James Jones, conselheiro de segurança nacional dos EUA disse, em reunião com os jornalistas da Casa Branca, que Obama esperava ajudar Karzai a compreender que “no segundo mandato há coisas que [Karzai] tem de fazer, como presidente de seu país, para enfrentar questões às quais praticamente ninguém deu qualquer atenção desde o primeiro dia”.
O comentário surpreendentemente incisivo de Jones faz eco ao que o New York Times escreveu, de Cabul: que Obama “apresentou sua crítica firme pessoalmente ao presidente afegão”, e crítica que manifestava “crescente desagrado”.
O jornal comentou: “A visita do presidente Obama ao Afeganistão veio num cenário de tensão entre o presidente Karzai e os norte-americanos.” Citou um diplomata europeu em Cabul, que teria dito que “ele [Karzai] está afastando-se do ocidente”. E lembrou também que o presidente afegão “recebeu calorosamente em Cabul um dos mais eloquentes e ‘falantes' adversários dos EUA” e, depois , novamente se encontrou com ele no fim-de-semana em Teerã”, além de ter visitado a China, país que está fazendo investimentos econômicos no Afeganistão, e “colhendo vantagens dos caros e difíceis esforços para garantir a segurança, em que se empenharam os EUA e outras nações ocidentais”.
Parece que Karzai acabava de chegar de volta a Cabul, vindo de Teerã, quando o US Air Force One que transportava Obama pousou na base aérea de Bagram, ao norte da capital afegã. Obama convidou Karzai a visitá-lo em Washington dia 12 de maio.
A primavera está no ar
Muito evidentemente, os americanos estão furiosos por Karzai estar claramente escapando das garras dos EUA e buscando a simpatia da China e do Irã. A falsa cordialidade aumenta, à medida que Washington sente o chão escapar-lhe sob os pés.

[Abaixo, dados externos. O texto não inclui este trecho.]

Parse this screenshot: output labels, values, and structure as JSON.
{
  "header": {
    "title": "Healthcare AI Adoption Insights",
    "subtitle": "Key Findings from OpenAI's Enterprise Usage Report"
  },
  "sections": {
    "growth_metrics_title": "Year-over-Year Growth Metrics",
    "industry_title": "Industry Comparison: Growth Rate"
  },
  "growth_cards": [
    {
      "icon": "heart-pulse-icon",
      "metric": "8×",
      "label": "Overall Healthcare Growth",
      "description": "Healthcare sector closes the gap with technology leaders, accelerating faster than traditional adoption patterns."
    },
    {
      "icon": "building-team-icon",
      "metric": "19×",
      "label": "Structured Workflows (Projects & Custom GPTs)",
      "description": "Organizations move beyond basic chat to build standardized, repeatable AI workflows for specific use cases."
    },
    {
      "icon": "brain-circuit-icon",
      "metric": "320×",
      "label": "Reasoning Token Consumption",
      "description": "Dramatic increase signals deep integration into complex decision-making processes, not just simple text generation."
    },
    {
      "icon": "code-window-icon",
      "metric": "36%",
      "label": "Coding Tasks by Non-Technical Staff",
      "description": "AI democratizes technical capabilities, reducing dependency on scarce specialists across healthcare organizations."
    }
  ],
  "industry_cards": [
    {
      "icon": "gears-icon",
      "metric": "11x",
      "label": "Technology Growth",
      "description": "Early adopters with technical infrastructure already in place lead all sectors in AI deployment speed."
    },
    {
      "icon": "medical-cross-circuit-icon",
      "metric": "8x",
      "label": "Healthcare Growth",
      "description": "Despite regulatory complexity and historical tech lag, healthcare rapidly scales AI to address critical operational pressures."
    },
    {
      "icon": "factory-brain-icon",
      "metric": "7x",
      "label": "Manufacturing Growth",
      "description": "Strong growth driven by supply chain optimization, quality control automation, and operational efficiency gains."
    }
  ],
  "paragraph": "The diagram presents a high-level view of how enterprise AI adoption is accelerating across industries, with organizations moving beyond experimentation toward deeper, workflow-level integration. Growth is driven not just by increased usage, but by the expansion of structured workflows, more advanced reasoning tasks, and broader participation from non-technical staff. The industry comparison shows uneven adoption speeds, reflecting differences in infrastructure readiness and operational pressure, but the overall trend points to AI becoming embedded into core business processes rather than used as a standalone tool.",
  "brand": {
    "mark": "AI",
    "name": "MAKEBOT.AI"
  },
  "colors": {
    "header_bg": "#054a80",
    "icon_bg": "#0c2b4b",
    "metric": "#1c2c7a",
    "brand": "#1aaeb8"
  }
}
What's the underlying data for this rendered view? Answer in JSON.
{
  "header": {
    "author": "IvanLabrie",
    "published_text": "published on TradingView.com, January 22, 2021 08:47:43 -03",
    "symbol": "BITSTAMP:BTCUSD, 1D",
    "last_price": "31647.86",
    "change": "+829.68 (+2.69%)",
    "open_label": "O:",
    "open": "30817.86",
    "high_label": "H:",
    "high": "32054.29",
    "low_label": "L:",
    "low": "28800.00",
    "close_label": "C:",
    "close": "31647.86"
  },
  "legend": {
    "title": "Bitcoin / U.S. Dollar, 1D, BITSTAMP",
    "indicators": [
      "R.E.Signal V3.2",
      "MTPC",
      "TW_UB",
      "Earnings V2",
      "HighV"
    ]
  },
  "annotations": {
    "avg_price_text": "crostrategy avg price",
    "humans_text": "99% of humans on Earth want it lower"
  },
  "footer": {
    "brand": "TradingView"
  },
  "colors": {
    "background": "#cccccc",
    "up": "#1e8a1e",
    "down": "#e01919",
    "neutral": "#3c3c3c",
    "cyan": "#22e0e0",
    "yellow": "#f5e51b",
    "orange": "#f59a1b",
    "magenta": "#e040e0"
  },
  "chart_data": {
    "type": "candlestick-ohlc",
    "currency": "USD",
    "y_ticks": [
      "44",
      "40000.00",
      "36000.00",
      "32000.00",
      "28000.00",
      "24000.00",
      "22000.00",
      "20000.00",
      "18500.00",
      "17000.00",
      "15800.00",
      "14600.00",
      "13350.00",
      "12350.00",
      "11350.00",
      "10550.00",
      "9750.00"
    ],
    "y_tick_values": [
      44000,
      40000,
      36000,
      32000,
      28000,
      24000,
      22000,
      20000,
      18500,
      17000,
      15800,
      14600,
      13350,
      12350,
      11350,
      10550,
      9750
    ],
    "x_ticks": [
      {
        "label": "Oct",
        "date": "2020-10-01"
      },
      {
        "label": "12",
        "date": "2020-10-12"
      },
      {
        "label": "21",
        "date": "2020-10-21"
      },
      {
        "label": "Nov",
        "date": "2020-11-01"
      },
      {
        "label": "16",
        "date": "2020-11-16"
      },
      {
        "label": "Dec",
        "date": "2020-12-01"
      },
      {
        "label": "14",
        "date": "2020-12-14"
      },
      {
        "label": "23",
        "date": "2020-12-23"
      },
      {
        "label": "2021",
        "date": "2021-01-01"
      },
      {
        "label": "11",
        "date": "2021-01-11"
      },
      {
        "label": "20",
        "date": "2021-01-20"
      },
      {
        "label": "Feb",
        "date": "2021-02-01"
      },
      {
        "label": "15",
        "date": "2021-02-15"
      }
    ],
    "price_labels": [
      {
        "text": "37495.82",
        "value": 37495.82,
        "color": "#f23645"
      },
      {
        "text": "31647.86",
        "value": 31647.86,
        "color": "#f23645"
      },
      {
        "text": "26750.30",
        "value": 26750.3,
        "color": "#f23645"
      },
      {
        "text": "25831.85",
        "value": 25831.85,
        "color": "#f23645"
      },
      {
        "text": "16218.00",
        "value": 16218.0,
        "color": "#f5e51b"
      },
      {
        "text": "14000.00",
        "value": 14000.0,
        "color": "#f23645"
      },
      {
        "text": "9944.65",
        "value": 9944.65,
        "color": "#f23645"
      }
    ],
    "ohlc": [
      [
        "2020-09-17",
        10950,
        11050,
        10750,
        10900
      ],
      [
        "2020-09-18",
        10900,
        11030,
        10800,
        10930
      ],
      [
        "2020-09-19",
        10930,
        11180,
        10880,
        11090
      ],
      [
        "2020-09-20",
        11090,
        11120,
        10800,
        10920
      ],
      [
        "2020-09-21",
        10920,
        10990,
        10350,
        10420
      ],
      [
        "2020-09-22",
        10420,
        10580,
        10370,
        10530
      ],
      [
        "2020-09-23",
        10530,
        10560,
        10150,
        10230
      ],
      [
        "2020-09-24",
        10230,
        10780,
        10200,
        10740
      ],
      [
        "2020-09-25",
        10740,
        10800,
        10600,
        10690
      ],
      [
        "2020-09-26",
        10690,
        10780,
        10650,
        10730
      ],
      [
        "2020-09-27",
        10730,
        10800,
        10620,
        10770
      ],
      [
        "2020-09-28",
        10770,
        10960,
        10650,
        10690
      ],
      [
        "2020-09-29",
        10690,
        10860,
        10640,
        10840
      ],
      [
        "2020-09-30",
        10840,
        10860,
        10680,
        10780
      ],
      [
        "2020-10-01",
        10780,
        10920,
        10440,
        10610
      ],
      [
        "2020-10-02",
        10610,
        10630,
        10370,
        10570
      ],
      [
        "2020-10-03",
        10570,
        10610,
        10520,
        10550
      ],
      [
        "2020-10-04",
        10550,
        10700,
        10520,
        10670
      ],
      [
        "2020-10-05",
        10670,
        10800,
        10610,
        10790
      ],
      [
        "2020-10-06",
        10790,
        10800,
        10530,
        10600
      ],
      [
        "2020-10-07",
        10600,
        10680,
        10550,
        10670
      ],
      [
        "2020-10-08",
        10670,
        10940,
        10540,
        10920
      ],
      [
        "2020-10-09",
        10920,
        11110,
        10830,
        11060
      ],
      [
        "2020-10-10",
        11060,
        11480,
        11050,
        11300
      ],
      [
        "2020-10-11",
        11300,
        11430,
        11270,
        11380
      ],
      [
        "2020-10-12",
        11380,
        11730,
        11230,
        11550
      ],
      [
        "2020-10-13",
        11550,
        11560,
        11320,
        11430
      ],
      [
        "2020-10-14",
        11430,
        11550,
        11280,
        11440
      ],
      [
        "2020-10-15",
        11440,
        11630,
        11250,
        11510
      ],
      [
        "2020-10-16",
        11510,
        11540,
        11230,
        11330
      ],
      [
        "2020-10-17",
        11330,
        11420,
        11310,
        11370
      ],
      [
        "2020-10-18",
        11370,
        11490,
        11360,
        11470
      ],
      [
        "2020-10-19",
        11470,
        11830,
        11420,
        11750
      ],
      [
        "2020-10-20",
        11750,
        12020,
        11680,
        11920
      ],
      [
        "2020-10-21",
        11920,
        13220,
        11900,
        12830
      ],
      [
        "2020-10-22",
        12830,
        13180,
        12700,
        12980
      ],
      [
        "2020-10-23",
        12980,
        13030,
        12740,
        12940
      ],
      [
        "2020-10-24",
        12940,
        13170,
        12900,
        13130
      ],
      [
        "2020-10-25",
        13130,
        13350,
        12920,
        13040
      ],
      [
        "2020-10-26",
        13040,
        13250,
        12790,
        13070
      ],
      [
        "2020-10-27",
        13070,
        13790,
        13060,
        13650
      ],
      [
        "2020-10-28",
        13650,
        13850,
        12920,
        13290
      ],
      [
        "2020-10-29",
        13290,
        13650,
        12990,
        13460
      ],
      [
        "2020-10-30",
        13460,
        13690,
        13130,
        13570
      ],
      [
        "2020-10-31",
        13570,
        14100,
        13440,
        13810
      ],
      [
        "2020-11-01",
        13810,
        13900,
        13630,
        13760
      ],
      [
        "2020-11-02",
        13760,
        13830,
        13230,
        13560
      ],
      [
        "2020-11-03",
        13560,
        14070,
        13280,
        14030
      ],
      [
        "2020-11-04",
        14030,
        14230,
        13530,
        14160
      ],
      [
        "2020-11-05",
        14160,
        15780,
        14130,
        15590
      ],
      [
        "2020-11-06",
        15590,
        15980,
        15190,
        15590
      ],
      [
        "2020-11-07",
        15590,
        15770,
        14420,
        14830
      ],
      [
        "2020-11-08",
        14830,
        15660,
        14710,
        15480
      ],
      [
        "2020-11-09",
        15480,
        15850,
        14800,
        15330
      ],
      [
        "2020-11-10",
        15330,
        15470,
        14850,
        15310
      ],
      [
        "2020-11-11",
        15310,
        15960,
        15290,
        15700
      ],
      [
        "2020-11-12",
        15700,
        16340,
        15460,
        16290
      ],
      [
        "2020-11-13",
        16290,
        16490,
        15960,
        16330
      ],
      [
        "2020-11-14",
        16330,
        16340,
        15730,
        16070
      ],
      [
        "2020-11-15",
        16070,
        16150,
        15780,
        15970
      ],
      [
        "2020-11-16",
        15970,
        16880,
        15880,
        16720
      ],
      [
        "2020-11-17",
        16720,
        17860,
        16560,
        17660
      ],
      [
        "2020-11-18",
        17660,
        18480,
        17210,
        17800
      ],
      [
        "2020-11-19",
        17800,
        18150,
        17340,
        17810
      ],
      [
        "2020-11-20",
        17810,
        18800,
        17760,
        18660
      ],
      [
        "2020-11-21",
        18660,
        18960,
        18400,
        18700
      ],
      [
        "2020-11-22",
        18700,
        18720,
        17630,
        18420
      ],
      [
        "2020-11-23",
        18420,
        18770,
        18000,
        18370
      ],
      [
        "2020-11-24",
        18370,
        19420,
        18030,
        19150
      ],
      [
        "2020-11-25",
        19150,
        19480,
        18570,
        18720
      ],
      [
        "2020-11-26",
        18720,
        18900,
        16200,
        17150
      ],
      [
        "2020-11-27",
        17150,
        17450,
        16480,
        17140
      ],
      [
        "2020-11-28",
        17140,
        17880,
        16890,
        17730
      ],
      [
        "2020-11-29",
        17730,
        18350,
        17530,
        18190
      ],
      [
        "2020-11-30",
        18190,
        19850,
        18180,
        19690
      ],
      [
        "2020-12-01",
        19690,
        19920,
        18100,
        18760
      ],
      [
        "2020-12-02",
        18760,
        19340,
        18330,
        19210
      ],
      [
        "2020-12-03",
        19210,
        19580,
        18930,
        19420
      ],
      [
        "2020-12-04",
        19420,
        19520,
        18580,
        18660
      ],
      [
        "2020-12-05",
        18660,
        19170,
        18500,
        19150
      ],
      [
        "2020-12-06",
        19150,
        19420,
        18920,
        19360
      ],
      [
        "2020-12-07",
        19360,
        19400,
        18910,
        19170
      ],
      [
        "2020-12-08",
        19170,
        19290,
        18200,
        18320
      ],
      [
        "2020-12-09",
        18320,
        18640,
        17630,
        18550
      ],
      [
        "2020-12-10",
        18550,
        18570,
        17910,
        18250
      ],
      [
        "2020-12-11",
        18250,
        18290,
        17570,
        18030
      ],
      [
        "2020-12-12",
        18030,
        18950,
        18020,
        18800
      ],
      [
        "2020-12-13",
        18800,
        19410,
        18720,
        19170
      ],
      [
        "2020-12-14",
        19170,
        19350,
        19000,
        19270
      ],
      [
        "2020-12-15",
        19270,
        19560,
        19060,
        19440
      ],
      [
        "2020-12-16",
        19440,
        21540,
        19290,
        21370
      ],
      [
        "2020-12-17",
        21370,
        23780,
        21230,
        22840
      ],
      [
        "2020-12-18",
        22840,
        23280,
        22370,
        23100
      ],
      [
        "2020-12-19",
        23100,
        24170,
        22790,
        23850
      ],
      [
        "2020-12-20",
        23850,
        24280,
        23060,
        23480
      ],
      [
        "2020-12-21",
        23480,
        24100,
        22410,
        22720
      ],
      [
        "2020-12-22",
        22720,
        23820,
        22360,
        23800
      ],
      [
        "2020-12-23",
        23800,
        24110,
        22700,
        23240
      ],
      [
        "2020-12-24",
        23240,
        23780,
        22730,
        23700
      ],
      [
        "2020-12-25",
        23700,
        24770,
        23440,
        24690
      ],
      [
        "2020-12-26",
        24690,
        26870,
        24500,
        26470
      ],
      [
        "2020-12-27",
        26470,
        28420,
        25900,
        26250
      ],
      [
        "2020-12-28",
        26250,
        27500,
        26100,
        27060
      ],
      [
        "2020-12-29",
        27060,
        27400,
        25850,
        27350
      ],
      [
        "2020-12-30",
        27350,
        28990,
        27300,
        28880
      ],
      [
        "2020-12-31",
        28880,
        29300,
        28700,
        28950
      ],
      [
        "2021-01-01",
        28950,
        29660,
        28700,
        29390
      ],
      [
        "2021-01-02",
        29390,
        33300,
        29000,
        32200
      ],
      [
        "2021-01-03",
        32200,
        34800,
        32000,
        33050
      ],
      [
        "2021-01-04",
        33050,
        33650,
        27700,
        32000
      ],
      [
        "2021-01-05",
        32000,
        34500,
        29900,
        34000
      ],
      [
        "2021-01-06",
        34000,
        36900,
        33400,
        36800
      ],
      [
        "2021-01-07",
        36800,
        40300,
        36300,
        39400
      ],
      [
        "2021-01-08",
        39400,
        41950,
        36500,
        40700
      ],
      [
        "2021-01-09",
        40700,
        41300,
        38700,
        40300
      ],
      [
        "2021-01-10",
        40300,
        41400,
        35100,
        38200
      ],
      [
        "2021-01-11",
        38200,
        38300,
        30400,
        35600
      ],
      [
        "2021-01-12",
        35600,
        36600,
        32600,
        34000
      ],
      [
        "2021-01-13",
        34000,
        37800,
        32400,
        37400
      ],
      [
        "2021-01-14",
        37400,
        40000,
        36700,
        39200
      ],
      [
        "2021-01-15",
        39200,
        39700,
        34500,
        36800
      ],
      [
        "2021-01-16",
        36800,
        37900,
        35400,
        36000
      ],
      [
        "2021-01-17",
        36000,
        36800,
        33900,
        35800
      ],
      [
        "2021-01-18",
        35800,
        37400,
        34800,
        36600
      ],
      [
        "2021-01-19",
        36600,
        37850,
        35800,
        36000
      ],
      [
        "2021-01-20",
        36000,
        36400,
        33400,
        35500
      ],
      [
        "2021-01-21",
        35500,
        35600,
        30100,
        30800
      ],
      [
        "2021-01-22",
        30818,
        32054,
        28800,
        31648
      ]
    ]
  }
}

Curiosamente, dois dias depois de voltar de Pequim para Cabul, na 3ª.-feira, Karzai voou para Teerã, para participar das celebrações do Nowruz. Ao celebrar o renascimento da primavera num excepcional encontro regional de países que língua persa, em Teerã, Karzai chamou a atenção do mundo para a múltipla identidade do Afeganistão, sociedade plural com longa história pre-Islâmica.
Mas em termos políticos, foi movimento ostensivo de autonomia em relação aos controles norte-americanos. Em Teerã, Karzai visitou o Líder Supremo aiatolá Ali Khamenei.
Se a diplomacia de Karzai para o Irã foi rica em simbolismos políticos, sua visita à China foi politicamente substantiva. Karzai fez-se acompanhar dos ministros afegãos de Relações Internacionais e da Defesa. A agência chinesa de notícias Xinhua noticiou, de Pequim, que a visita de Karzai “atraiu muita atenção, em momento em que as grandes potências especulam sobre se a China se engajará em esforços mais profundos para reconstruir – e possivelmente dará também assistência militar – ao Afeganistão destruído pela guerra.”
A agência Xinhua neutralizou qualquer possível especulação sobre o papel da China na guerra:
“Desde o início de 2008, funcionários afegãos e soldados da OTAN têm repetidamente pedido à China que abra a fronteira no extremo leste do corredor Vakhan, para facilitar o combate aos terroristas no Afeganistão. A China tem rejeitado o apelo, para não se deixar arrastar para uma guerra ao terror. (...) O ministro chinês do Exterior Yang Jiechi declarou no início desse mês que não se alcançará solução fundamental para a questão afegã por meios militares.
Zhang Xiaodong, deputado-presidente da Associação Chinesa de Estudos do Oriente Médio, também foi citado: “a China definitivamente não participará de negócios internos do Afeganistão no quadro da OTAN”.
Zhang desafiou a conclamação do secretário-geral da OTAN Anders Fogh para reforçar os laços da aliança com países asiáticos como China, Índia e Paquistão, além da Rússia, que têm interesse na estabilidade do Afeganistão. Para Zhang “o engajamento desequilibrado desses atores [asiáticos] só gerará mais problemas.”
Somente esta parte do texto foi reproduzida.